Monday, 3 November 2014

Where is thine own self?

A few years ago, I signed up for a feed from Quora.  This is a Q&A site founded five years ago by two Facebookies.  The population seems a bit top heavy with contributors from the Indian subcontinent, but heck, why not? there are a billion people there, and it's not healthy to get all your opinions from your local newspapers.  The questions tend to be geeky and/or blokey. They use some sort of algorithm to float the "best" answers to top of the thread, but it can be worthwhile to scoot down the responses for an alternative view or another dimension to the discussion.  So today, the question is:
"How can I, as a teen, improve my life the most in a single day?"
which is typical of Quora in its assumptions that there might be an easy answer to such an existential question; and one that can be grasped and implemented before tea-time.  A couple of useful answers advise
  1. go intern for free at some place which is doing what you're interested in: it's cheaper than college and you'll learn more in 6-9 months in the real world, than the same amount of time being given a parcel of theory by a witter of academics (I've just coined a new collective noun). Other views on working for free.
  2. learn to dance (!?)  which obviously worked for the suggester who notes that dancers are inclusive and welcoming , the basics are open to anyone with two legs, you'll meet others adults . . . in a social setting . . . especially women. Drumming is like dancing: the sex ratio is 5F:1M or higher and many of the women are both young and fit. In my Samba days, I was sitting next to the other silver-back during one of the rests: looking round with quiet appreciation he said "I don't know why more young men don't come here".
But the top answer is by Nicolas Cole, "Writer, Creative Strategist, Bodybuilder", who asserts that the answer lies in "discipline".  In his teens, Cole got World of Warcraft under his skin and spent 95% of his available time playing this MMORPG. Everyone around him said it was a waste of his time and talents but he made it his life for a while and got really good at it as he devoted yet more time and energy to his craft.  He suggests that you acquire "discipline" by 'take what you love, do it relentlessly'.   Clearly, IMO, the problem is not take what you love, but find what you love. When I was four and eating stewed plums, the options were "tinker, tailor, soldier or sailor".  As a navy-brat the only option really open was 'sailor' and, like Nelson and my own father I suffered from sea-sickness but lacked the bottle to roll through the nausea to a life at sea.  A little later, the options were picture-book careers like doctor (as a boy I couldn't be a nurse), fireman, engine-driver.  It was all just wrong for me to imagine doing any of those relentlessly.  But I did eventually find things to which  I gave approaching 95% of available time: drumming, cat population genetics, newslettering, even book-binding to a certain extent. and of course bloggin'. I would never have used the word [self] discipline applied to me but I did get better as I practiced my craft. There is an oft-trotted rule that parents have to apply external pressure to supply an energy of activation - all those efforts [coin-collecting; reading; Latin; sailing; piano; carpentry] to encourage me in desirable and useful directions just wound me up with nowhere to go.

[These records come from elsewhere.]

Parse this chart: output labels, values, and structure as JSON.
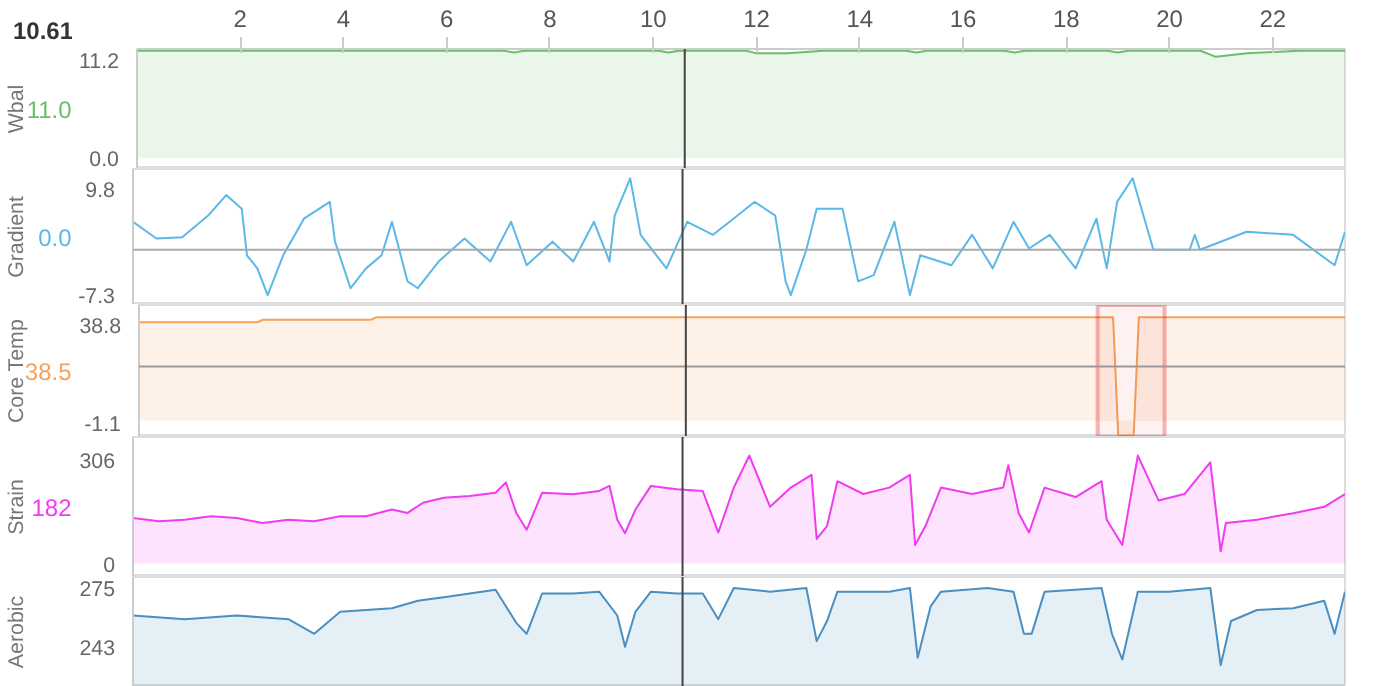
{
  "chart_data": [
    {
      "type": "area",
      "ylabel": "Wbal",
      "color": "#6abf69",
      "xlim": [
        0,
        23.4
      ],
      "ylim": [
        -1.3,
        12.5
      ],
      "yticks": [
        {
          "value": 0,
          "label": "0.0"
        },
        11.2
      ],
      "xticks": [
        2,
        4,
        6,
        8,
        10,
        12,
        14,
        16,
        18,
        20,
        22
      ],
      "x": [
        0,
        2,
        4,
        6,
        7.1,
        7.3,
        7.5,
        9,
        10.1,
        10.3,
        10.5,
        11.8,
        12.0,
        12.6,
        13.3,
        14.9,
        15.1,
        15.3,
        16.8,
        17.0,
        17.2,
        18.8,
        19.0,
        19.2,
        20.6,
        20.9,
        21.5,
        22.5,
        23.4
      ],
      "values": [
        12.3,
        12.3,
        12.3,
        12.3,
        12.3,
        12.1,
        12.3,
        12.3,
        12.3,
        12.1,
        12.3,
        12.3,
        12.0,
        12.0,
        12.3,
        12.3,
        12.1,
        12.3,
        12.3,
        12.1,
        12.3,
        12.3,
        12.1,
        12.3,
        12.3,
        11.6,
        12.0,
        12.3,
        12.3
      ],
      "annotations": [
        "11.0"
      ],
      "ref_lines": [
        {
          "axis": "x",
          "value": 10.61,
          "label": "10.61",
          "color": "#444444"
        }
      ]
    },
    {
      "type": "line",
      "ylabel": "Gradient",
      "color": "#5bb8e8",
      "xlim": [
        0,
        23.4
      ],
      "ylim": [
        -8.9,
        13.0
      ],
      "yticks": [
        -7.3,
        9.8
      ],
      "tick_labels": "y",
      "x": [
        0,
        0.45,
        0.95,
        1.45,
        1.8,
        2.1,
        2.2,
        2.4,
        2.6,
        2.9,
        3.3,
        3.8,
        3.9,
        4.2,
        4.5,
        4.8,
        5.0,
        5.3,
        5.5,
        5.9,
        6.4,
        6.9,
        7.3,
        7.6,
        8.1,
        8.5,
        8.9,
        9.2,
        9.3,
        9.6,
        9.8,
        10.3,
        10.7,
        11.2,
        12.0,
        12.4,
        12.6,
        12.7,
        13.0,
        13.2,
        13.7,
        14.0,
        14.3,
        14.7,
        15.0,
        15.2,
        15.8,
        16.2,
        16.6,
        17.0,
        17.3,
        17.7,
        18.2,
        18.6,
        18.8,
        19.0,
        19.3,
        19.7,
        20.4,
        20.5,
        20.6,
        21.5,
        22.4,
        23.2,
        23.4
      ],
      "values": [
        4.5,
        1.8,
        2,
        5.5,
        8.8,
        6.6,
        -0.9,
        -3,
        -7.3,
        -0.9,
        5,
        7.7,
        1.3,
        -6.2,
        -3,
        -0.9,
        4.5,
        -5.1,
        -6.2,
        -1.9,
        1.8,
        -1.9,
        4.5,
        -2.5,
        1.3,
        -1.9,
        4.5,
        -1.9,
        5.5,
        11.5,
        2.4,
        -3,
        4.5,
        2.4,
        7.7,
        5.5,
        -5.1,
        -7.3,
        0,
        6.6,
        6.6,
        -5.1,
        -4.1,
        4.5,
        -7.3,
        -0.9,
        -2.5,
        2.4,
        -3,
        4.5,
        0.2,
        2.4,
        -3,
        5,
        -3,
        7.7,
        11.5,
        0,
        0,
        2.4,
        0,
        2.9,
        2.4,
        -2.5,
        2.9
      ],
      "annotations": [
        "0.0"
      ],
      "ref_lines": [
        {
          "axis": "y",
          "value": 0,
          "color": "#aaaaaa"
        },
        {
          "axis": "x",
          "value": 10.61,
          "color": "#444444"
        }
      ]
    },
    {
      "type": "area",
      "ylabel": "Core Temp",
      "color": "#f5a35a",
      "xlim": [
        0,
        23.4
      ],
      "ylim": [
        -6.6,
        47
      ],
      "yticks": [
        -1.1,
        38.8
      ],
      "tick_labels": "y",
      "x": [
        0,
        2.3,
        2.4,
        4.5,
        4.6,
        7.2,
        7.3,
        18.9,
        19.0,
        19.3,
        19.4,
        23.4
      ],
      "values": [
        40,
        40,
        41,
        41,
        42,
        42,
        42,
        42,
        -6,
        -6,
        42,
        42
      ],
      "annotations": [
        "38.5"
      ],
      "ref_lines": [
        {
          "axis": "y",
          "value": 22,
          "color": "#999999"
        },
        {
          "axis": "x",
          "value": 10.61,
          "color": "#444444"
        }
      ],
      "bands": [
        {
          "axis": "x",
          "from": 18.6,
          "to": 19.9,
          "color": "#dd1111"
        }
      ]
    },
    {
      "type": "area",
      "ylabel": "Strain",
      "color": "#f03cf0",
      "xlim": [
        0,
        23.4
      ],
      "ylim": [
        -40,
        375
      ],
      "yticks": [
        0,
        306
      ],
      "tick_labels": "y",
      "x": [
        0,
        0.5,
        1,
        1.5,
        2,
        2.5,
        3,
        3.5,
        4,
        4.5,
        5,
        5.3,
        5.6,
        6,
        6.5,
        7,
        7.2,
        7.4,
        7.6,
        7.9,
        8.5,
        9,
        9.2,
        9.35,
        9.5,
        9.7,
        10,
        10.5,
        11,
        11.3,
        11.6,
        11.9,
        12.3,
        12.7,
        13.1,
        13.2,
        13.4,
        13.6,
        14.1,
        14.6,
        15,
        15.1,
        15.3,
        15.6,
        16.2,
        16.8,
        16.9,
        17.1,
        17.3,
        17.6,
        18.2,
        18.7,
        18.8,
        19.1,
        19.4,
        19.8,
        20.3,
        20.8,
        21,
        21.1,
        21.7,
        22.4,
        23,
        23.4
      ],
      "values": [
        135,
        125,
        130,
        140,
        135,
        120,
        130,
        125,
        140,
        140,
        160,
        150,
        180,
        195,
        200,
        210,
        240,
        150,
        100,
        210,
        205,
        215,
        230,
        130,
        90,
        160,
        230,
        220,
        215,
        92,
        225,
        320,
        168,
        225,
        263,
        73,
        111,
        244,
        206,
        225,
        263,
        55,
        111,
        225,
        206,
        225,
        291,
        149,
        92,
        225,
        197,
        244,
        130,
        55,
        320,
        187,
        206,
        300,
        36,
        120,
        130,
        149,
        168,
        206
      ],
      "annotations": [
        "182"
      ],
      "ref_lines": [
        {
          "axis": "x",
          "value": 10.61,
          "color": "#444444"
        }
      ]
    },
    {
      "type": "area",
      "ylabel": "Aerobic",
      "color": "#4a8fc0",
      "xlim": [
        0,
        23.4
      ],
      "ylim": [
        221,
        281
      ],
      "yticks": [
        243,
        275
      ],
      "tick_labels": "y",
      "x": [
        0,
        1,
        2,
        3,
        3.5,
        4,
        5,
        5.5,
        6,
        6.5,
        7,
        7.4,
        7.6,
        7.9,
        8.5,
        9,
        9.35,
        9.5,
        9.7,
        10,
        10.5,
        11,
        11.3,
        11.6,
        12.3,
        13,
        13.2,
        13.4,
        13.6,
        14.6,
        15,
        15.15,
        15.4,
        15.6,
        16.5,
        17,
        17.2,
        17.35,
        17.6,
        18.7,
        18.9,
        19.1,
        19.4,
        20,
        20.8,
        21,
        21.2,
        21.7,
        22.4,
        23,
        23.2,
        23.4
      ],
      "values": [
        260,
        258,
        260,
        258,
        250,
        262,
        264,
        268,
        270,
        272,
        274,
        256,
        250,
        272,
        272,
        273,
        260,
        243,
        262,
        273,
        272,
        272,
        258,
        275,
        273,
        275,
        246,
        257,
        273,
        273,
        275,
        237,
        265,
        273,
        275,
        273,
        250,
        250,
        273,
        275,
        250,
        236,
        273,
        273,
        275,
        233,
        257,
        263,
        264,
        268,
        250,
        273
      ],
      "ref_lines": [
        {
          "axis": "x",
          "value": 10.61,
          "color": "#444444"
        }
      ]
    }
  ]
}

Somewhere about our person, we have our true selves but we are surrounded by people who can't see that and we are awash with suggestions about what we should do. That doesn't make it any easier to see who we really are. I guess, in analogy with Linus Pauling's quip "The best way to have a good idea is to have lots of ideas", we should advise youngsters to try a lot of options.  Further sunshiney advice to young men about drugs and other things.

The last word to Nicolas Cole " Discipline is a practice.  It is an art.  It is not a talent, it is not something you're born with.  It is a piece of wood meant for you to whittle . . . Get to whittling."